AI in journalism raises ethical and editorial concerns, such as the risk of misinformation, editorial biases and loss of human touch. To address these concerns, media organisations must develop clear policies and guidelines for using AI and ensure that these systems are transparent, accountable and ethical.
AI in news production and curation can increase the risk of misinformation, such as fake news, propaganda and hoaxes. These systems can be programmed to generate and distribute news content that is sensational, misleading, or outright false. This can undermine the credibility and trustworthiness of news content and erode public confidence in journalism. For example, in 2017, a group of researchers from the University of Washington developed an AI system called Grover to generate fake news articles that are indistinguishable from real news articles. The researchers argued that their system can be used to detect and combat fake news, but it also raises concerns about the potential misuse of AI for propaganda and disinformation.
AI in news production and curation can also perpetuate editorial biases, such as political, racial and gender biases. AI systems can be trained on biased data sets or programmed with biased algorithms, resulting in biased news content. This can reinforce existing stereotypes and prejudices and marginalise underrepresented voices and perspectives. For example, in 2018, Amazon was criticised for its AI-powered recruiting tool as it was found to be biased against women. The tool was trained on resumes submitted to Amazon over a 10-year period, which were mostly from men. As a result, the tool learned to penalise resumes that contained words or phrases associated with women, such as “women’s” or “female.” While Amazon has since discontinued the tool, the incident highlights the need for media organisations to ensure their AI systems are free from biases and discrimination.

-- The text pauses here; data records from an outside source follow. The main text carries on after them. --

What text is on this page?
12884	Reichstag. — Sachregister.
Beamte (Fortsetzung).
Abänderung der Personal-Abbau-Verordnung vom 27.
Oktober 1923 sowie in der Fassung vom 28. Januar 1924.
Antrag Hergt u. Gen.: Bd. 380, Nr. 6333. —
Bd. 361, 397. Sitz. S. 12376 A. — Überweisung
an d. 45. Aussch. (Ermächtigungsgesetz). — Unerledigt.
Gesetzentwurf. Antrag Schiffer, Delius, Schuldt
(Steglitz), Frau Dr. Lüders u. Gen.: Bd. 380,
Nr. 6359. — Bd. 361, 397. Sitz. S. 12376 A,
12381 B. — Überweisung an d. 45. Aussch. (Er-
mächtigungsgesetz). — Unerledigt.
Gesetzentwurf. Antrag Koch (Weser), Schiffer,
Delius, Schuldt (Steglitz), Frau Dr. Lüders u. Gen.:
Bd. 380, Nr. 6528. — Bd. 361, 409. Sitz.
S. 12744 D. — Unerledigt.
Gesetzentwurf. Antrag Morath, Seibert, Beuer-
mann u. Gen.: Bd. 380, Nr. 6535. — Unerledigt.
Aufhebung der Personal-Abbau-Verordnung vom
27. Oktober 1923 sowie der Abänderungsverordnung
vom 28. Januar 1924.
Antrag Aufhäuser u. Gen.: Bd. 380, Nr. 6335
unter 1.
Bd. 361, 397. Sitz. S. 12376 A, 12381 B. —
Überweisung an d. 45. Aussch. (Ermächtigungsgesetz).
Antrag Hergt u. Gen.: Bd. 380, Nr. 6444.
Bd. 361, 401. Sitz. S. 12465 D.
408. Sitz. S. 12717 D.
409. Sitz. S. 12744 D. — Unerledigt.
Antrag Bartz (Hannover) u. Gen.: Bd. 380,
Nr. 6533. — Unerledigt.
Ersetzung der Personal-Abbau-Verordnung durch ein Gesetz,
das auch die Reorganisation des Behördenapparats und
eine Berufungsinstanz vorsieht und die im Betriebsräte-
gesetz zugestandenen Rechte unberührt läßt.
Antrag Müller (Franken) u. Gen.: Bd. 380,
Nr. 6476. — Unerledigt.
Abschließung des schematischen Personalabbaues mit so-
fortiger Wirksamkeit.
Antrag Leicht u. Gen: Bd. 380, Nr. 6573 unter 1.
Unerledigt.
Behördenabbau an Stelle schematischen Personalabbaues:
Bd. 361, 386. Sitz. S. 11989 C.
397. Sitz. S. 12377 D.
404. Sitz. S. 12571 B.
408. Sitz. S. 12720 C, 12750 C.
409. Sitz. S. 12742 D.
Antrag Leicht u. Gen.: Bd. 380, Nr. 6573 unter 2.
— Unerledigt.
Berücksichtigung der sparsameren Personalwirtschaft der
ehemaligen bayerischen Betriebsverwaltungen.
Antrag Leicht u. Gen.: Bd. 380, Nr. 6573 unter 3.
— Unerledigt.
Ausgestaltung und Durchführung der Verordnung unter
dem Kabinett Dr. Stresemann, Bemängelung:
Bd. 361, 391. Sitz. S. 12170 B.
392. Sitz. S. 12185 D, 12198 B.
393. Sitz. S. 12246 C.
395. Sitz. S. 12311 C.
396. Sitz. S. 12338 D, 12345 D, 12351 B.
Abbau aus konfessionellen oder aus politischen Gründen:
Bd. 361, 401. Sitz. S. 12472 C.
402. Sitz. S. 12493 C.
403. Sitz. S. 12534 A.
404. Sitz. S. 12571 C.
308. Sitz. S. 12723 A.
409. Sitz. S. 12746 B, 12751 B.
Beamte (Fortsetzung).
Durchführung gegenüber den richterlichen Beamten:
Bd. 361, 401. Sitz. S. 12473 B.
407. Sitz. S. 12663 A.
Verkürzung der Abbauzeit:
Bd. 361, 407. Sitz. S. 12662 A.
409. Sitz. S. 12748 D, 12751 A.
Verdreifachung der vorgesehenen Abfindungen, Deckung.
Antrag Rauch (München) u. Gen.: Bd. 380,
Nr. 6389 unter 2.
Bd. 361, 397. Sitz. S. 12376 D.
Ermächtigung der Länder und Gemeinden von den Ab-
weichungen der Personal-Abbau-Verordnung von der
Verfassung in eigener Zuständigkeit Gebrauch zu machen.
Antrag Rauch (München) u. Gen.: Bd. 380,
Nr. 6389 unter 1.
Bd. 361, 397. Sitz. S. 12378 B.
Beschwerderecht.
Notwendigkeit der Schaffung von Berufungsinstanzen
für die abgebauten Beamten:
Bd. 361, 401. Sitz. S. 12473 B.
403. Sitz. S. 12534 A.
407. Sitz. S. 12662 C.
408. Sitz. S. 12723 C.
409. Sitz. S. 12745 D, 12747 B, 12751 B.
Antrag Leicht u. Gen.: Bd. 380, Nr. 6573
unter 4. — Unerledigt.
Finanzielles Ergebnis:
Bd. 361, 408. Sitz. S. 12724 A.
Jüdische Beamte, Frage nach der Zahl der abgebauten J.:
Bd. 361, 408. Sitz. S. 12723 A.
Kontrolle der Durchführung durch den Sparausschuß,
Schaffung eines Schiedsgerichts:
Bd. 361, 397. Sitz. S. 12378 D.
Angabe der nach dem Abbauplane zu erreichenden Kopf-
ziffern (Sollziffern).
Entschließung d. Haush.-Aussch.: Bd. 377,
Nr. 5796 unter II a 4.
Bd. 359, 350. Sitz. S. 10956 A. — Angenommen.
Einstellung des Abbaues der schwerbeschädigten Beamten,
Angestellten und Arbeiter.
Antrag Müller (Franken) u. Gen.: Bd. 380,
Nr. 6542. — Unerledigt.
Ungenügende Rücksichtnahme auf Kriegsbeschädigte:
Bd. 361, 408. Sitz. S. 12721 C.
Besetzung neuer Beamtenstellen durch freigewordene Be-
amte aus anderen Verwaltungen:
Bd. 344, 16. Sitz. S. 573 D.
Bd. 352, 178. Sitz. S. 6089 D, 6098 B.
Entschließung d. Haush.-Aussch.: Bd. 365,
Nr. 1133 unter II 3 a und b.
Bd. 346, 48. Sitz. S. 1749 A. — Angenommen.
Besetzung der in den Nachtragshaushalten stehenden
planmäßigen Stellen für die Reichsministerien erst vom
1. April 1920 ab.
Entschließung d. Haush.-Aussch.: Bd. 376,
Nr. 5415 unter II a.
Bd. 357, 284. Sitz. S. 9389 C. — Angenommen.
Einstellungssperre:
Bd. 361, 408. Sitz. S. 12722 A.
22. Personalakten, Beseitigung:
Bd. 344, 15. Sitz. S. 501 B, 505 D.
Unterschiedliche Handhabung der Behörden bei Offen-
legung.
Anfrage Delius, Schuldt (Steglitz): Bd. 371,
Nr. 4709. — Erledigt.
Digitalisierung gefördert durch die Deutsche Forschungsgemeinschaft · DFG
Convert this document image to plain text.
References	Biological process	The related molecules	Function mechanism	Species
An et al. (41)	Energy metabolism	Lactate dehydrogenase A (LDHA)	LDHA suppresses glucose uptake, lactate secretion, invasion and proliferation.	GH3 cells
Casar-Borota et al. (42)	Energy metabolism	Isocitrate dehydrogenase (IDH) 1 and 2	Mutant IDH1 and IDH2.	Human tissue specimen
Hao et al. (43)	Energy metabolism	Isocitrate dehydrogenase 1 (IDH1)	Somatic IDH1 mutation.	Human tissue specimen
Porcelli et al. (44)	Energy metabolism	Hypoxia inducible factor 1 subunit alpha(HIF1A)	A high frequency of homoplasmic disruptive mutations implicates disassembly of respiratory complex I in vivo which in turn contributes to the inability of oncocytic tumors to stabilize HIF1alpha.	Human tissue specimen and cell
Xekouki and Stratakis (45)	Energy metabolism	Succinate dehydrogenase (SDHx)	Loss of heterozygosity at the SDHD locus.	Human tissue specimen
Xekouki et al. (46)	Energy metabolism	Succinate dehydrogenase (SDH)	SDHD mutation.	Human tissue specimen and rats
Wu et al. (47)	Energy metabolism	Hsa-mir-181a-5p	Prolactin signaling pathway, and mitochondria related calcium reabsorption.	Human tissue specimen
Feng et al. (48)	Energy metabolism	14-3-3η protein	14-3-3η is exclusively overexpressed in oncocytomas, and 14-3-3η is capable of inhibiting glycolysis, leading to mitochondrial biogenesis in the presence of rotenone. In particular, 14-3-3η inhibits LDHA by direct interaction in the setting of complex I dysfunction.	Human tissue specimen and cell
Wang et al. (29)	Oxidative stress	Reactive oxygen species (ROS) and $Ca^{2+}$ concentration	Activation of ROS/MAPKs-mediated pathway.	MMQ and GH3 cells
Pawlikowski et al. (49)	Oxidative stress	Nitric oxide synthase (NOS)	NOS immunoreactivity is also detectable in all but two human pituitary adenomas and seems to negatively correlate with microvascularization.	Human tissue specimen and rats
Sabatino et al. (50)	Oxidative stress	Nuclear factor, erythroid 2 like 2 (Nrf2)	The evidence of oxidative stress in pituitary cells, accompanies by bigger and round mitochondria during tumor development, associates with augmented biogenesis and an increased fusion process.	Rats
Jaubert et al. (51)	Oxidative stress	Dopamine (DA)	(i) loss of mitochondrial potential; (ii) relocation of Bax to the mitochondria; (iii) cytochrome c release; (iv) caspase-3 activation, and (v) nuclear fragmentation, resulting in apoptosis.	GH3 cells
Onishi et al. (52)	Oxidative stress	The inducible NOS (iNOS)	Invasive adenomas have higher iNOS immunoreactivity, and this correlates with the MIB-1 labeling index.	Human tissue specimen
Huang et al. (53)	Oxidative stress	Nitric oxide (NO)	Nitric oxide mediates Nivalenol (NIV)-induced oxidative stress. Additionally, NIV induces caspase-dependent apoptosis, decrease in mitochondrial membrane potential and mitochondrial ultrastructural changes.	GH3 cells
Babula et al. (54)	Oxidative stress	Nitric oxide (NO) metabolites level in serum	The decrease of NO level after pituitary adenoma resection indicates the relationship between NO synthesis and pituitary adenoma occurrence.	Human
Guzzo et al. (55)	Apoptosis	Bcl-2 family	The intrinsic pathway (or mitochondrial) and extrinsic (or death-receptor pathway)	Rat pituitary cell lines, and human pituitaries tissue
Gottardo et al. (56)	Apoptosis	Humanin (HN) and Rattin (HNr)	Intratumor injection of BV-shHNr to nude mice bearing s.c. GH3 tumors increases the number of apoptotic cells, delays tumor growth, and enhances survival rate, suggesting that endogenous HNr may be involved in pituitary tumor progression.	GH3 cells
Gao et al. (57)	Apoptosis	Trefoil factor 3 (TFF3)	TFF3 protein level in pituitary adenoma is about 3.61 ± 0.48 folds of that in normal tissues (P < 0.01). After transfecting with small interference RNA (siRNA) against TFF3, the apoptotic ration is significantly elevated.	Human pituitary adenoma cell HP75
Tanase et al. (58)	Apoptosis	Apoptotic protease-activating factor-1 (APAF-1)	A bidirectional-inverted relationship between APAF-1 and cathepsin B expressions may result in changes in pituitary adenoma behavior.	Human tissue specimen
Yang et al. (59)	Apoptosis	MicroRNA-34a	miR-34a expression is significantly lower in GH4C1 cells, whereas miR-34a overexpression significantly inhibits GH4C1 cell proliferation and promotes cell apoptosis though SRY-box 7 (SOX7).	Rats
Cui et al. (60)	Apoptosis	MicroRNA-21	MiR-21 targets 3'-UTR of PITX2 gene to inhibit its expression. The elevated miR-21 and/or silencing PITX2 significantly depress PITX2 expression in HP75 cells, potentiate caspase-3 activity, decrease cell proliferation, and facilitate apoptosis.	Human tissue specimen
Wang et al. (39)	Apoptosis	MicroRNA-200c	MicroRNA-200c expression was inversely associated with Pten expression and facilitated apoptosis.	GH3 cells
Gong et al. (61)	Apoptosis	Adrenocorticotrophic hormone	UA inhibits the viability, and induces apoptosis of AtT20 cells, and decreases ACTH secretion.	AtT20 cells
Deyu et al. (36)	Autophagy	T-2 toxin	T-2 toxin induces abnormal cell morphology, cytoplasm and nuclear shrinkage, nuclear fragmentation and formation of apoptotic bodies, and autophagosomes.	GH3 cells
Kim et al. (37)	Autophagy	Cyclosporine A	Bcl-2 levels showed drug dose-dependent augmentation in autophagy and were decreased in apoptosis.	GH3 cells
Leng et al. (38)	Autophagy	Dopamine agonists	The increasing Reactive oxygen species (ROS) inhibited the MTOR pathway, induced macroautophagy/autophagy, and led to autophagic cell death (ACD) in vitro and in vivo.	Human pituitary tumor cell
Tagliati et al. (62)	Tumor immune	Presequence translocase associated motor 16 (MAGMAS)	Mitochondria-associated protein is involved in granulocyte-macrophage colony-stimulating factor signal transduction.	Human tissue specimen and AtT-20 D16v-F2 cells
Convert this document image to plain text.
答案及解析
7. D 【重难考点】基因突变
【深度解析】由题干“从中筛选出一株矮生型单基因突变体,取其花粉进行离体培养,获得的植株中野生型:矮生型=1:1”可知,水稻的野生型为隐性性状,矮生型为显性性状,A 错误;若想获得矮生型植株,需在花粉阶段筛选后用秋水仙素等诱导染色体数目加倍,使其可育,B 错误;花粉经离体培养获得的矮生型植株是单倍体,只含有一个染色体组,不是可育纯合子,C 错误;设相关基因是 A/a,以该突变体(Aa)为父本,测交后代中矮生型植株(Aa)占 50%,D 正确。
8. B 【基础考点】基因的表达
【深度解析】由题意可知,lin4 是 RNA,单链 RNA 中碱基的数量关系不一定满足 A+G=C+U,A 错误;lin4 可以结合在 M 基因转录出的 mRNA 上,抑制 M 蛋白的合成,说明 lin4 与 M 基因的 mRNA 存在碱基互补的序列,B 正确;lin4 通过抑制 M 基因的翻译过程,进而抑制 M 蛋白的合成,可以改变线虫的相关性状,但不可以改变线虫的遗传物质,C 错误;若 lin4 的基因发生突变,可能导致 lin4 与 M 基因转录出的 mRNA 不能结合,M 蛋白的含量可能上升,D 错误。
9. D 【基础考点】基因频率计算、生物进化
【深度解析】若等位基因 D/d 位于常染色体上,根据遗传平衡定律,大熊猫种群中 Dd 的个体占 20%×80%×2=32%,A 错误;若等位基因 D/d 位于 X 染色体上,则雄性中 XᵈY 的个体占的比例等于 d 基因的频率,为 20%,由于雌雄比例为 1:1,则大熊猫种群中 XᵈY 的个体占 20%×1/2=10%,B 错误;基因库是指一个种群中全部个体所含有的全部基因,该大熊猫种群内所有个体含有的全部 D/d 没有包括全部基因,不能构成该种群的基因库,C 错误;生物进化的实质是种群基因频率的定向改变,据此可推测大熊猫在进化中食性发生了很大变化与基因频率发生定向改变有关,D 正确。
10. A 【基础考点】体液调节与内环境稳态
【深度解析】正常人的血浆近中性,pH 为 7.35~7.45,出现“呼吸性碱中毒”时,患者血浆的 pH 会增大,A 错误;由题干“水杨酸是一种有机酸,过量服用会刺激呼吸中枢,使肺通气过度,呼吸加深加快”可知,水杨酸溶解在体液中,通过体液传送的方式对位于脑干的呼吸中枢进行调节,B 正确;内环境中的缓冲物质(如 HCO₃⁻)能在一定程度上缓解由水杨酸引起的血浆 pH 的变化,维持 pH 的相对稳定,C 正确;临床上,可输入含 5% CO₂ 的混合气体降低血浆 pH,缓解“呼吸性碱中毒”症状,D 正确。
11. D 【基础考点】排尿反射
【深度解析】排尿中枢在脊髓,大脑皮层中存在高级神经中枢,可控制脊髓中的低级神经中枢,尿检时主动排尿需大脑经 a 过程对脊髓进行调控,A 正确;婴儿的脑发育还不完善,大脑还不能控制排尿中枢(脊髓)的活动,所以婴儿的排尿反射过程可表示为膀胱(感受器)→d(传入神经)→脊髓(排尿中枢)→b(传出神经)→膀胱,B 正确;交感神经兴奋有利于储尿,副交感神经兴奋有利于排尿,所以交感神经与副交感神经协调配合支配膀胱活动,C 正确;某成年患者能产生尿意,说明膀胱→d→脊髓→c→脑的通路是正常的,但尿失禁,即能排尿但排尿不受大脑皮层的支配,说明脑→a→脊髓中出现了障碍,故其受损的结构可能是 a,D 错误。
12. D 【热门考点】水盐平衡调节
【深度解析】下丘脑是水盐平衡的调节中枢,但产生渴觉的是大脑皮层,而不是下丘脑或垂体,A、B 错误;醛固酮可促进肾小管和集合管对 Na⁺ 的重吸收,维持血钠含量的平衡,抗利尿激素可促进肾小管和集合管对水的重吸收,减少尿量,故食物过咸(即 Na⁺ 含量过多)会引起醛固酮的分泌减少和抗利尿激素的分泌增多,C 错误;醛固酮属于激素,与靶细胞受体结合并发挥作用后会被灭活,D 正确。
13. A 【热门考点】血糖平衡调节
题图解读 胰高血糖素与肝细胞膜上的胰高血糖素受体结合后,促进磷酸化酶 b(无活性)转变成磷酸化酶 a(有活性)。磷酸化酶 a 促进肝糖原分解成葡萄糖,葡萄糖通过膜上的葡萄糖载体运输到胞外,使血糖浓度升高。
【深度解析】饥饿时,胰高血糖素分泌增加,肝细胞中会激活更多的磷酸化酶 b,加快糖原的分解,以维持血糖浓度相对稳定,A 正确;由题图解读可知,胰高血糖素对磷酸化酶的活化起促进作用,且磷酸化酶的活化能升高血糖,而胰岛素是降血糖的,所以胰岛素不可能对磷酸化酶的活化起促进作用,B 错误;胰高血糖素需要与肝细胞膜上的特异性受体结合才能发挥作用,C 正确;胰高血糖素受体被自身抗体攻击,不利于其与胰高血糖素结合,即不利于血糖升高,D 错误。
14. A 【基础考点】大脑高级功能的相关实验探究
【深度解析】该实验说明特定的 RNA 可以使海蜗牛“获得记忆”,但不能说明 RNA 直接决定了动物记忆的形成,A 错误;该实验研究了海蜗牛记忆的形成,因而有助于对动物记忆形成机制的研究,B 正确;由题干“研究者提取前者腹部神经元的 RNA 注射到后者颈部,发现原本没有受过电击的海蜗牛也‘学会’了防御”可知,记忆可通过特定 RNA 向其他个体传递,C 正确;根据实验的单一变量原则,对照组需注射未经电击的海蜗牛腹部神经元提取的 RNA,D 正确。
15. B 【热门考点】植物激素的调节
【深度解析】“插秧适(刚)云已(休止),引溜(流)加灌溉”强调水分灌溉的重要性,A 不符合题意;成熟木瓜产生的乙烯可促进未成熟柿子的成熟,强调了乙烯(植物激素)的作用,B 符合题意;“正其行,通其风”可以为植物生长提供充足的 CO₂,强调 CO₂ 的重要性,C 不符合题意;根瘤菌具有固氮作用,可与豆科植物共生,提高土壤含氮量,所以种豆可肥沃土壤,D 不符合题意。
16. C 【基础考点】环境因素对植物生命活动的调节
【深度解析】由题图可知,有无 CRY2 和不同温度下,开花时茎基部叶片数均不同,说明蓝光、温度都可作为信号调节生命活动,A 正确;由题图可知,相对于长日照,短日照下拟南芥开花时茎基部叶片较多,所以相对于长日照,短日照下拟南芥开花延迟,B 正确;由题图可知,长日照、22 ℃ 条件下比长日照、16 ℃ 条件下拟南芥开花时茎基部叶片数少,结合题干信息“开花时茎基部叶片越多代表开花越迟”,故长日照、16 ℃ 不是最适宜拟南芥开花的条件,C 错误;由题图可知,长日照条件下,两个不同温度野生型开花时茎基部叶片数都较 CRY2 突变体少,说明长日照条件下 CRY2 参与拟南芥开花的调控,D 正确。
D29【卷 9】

AI in news production and curation can also result in losing human touch, such as empathy, creativity and critical thinking. AI systems can be programmed to generate and distribute news content that is formulaic, repetitive and lacking in nuance. This can reduce the quality and diversity of news content and limit the role of journalists as storytellers and watchdogs. For example, in 2019, The New York Times used an AI system called Editor to recommend photos for news articles. The editor analysed the content of news articles and suggested photos that were relevant and engaging. While the use of Editor enabled the enhancement of the visual appeal of its news content, it also raised concerns about the loss of human judgment and creativity in the photo selection process.
To conclude, AI has the potential to transform journalism by automating news production, personalising content delivery and enhancing data-driven insights. We cannot completely prohibit AI tools from the newsrooms. However, the use of AI in journalism must address ethical and editorial concerns, such as avoiding misinformation, controlling editorial biases and increasing human supervision on all content enhanced by AI tools. Additionally, media organisations must develop clear policies and guidelines for using AI in journalism and ensure that AI systems are transparent, accountable and ethical. By doing so, media organisations can leverage AI to enhance their news coverage and engage with their audiences in new and innovative ways.